Lafayette Square, Washington, D.C.
Framed by nineteenth-century rowhouses that were once home to Washington's political elite, Lafayette Square is a picturesque public park located directly north of the White House on Pennsylvania Avenue
Planned as a quiet place of respite for the president of the United States, Lafayette Square became a crossroads of history as generations of residents and visitors to the nation’s capital lived, worked, gathered, and strolled through its manicured grounds. Yet as the city grew up around it, the former President’s Square retained its nineteenth-century character, evoking a very different Washington.
Although now an elegantly designed park, Lafayette Square had humble beginnings. Crews constructing the White House used it for construction staging and not until Thomas Jefferson’s presidency was the area fenced and made part of the executive mansion grounds. Because of this proximity, houses soon began springing up around the square with notable occupants including Stephen Decatur, Martin van Buren, Henry Clay, Dolley Madison, John Hay, and Henry Adams. In 1851, Lafayette Square was landscaped based on recommendations by Alexander Jackson Downing. The area remained a fashionable residential district into the twentieth century.
As the government grew and larger buildings encroached, the executive office looked to the quiet streets of Jackson and Madison places to house government workers. In 1901, architect Cass Gilbert proposed a group of office buildings adjacent to the park, and although never executed, the idea remained into the 1950s.

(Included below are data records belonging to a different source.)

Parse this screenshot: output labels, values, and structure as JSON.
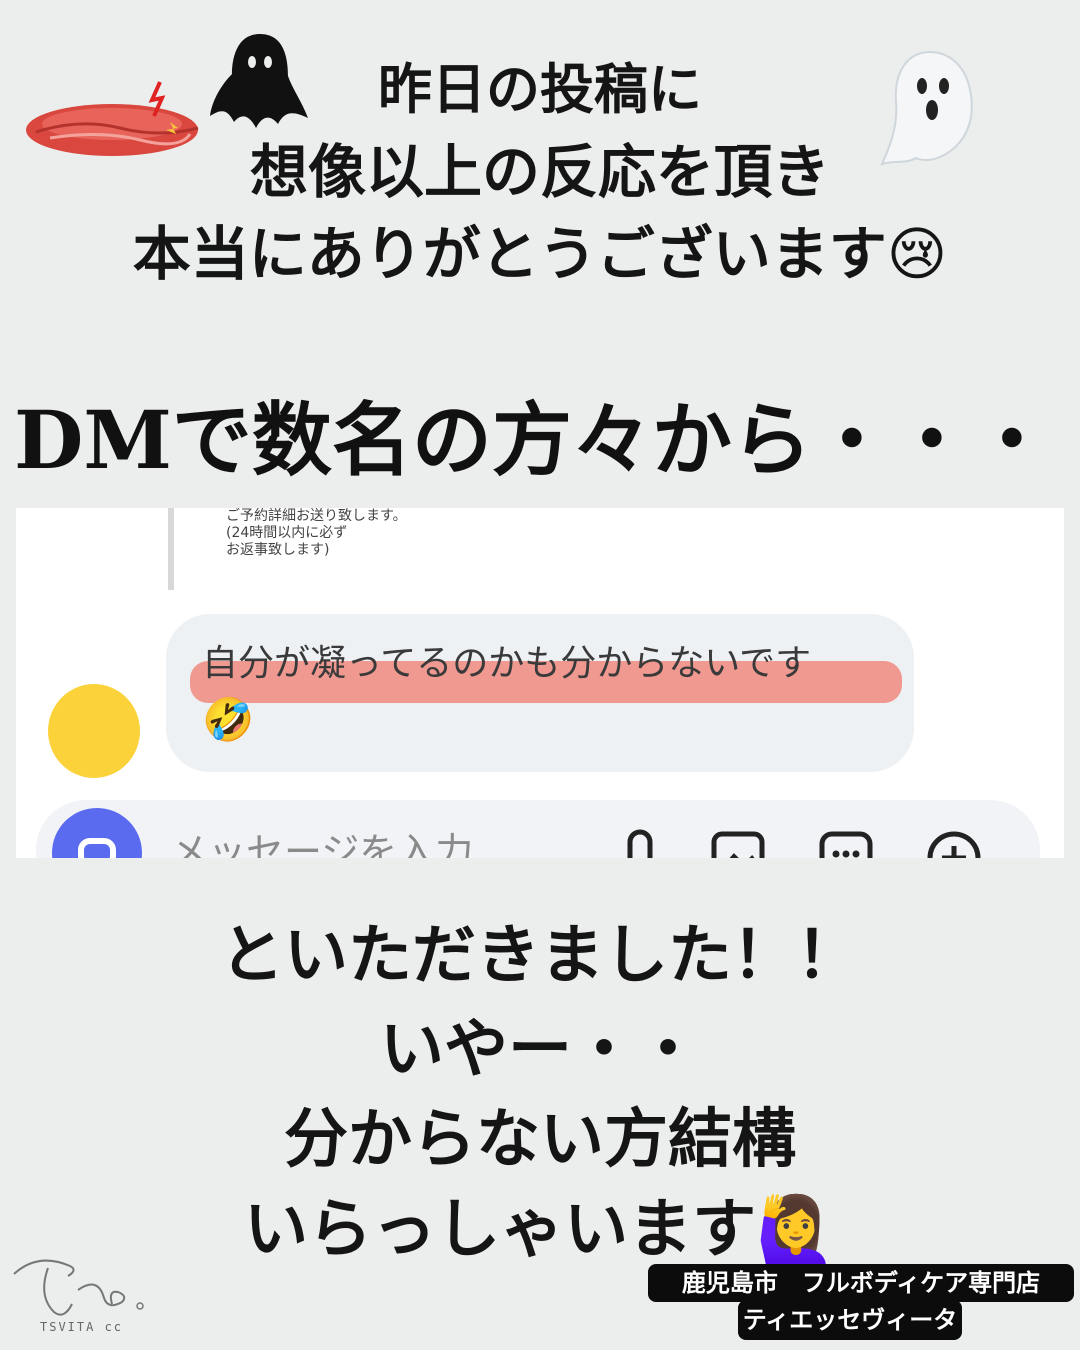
{
  "header": {
    "line1": "昨日の投稿に",
    "line2": "想像以上の反応を頂き",
    "line3": "本当にありがとうございます😢"
  },
  "dm_heading": "DMで数名の方々から・・・・",
  "screenshot": {
    "previous_message": "ご予約詳細お送り致します。\n(24時間以内に必ず\nお返事致します)",
    "message_text": "自分が凝ってるのかも分からないです",
    "message_emoji": "🤣",
    "input_placeholder": "メッセージを入力",
    "avatar_color": "#fbd23a",
    "camera_button_color": "#5b6bf0",
    "highlight_color": "#ef8f86",
    "tool_icons": [
      "microphone-icon",
      "image-icon",
      "sticker-icon",
      "plus-icon"
    ]
  },
  "body": {
    "line1": "といただきました！！",
    "line2": "いやー・・",
    "line3": "分からない方結構",
    "line4": "いらっしゃいます🙋‍♀️"
  },
  "branding": {
    "logo_sub": "TSVITA cc",
    "tag1": "鹿児島市　フルボディケア専門店",
    "tag2": "ティエッセヴィータ"
  },
  "colors": {
    "background": "#ebeeed",
    "text": "#151515",
    "tag_background": "#0c0c0c"
  }
}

During the Dwight D. Eisenhower administration, these plans were renewed and a proposal for monumental, strikingly modern office buildings flanking Lafayette Square received funding from Congress. Shortly before the plan’s fruition, in a watershed event for the historic preservation movement, First Lady Jacqueline Kennedy intervened and lobbied the U.S. General Services Administration to stop imminent demolition of the historic houses. At the request of the John F. Kennedy administration, architect John Carl Warnecke conceptualized a plan through which the extant Madison Place and Jackson Place houses were restored and supplemented by new federal buildings designed to complement the historic setting.
Lafayette Square was designated a National Historic Landmark in 1970, and the surrounding buildings are now occupied by a variety of federal agencies.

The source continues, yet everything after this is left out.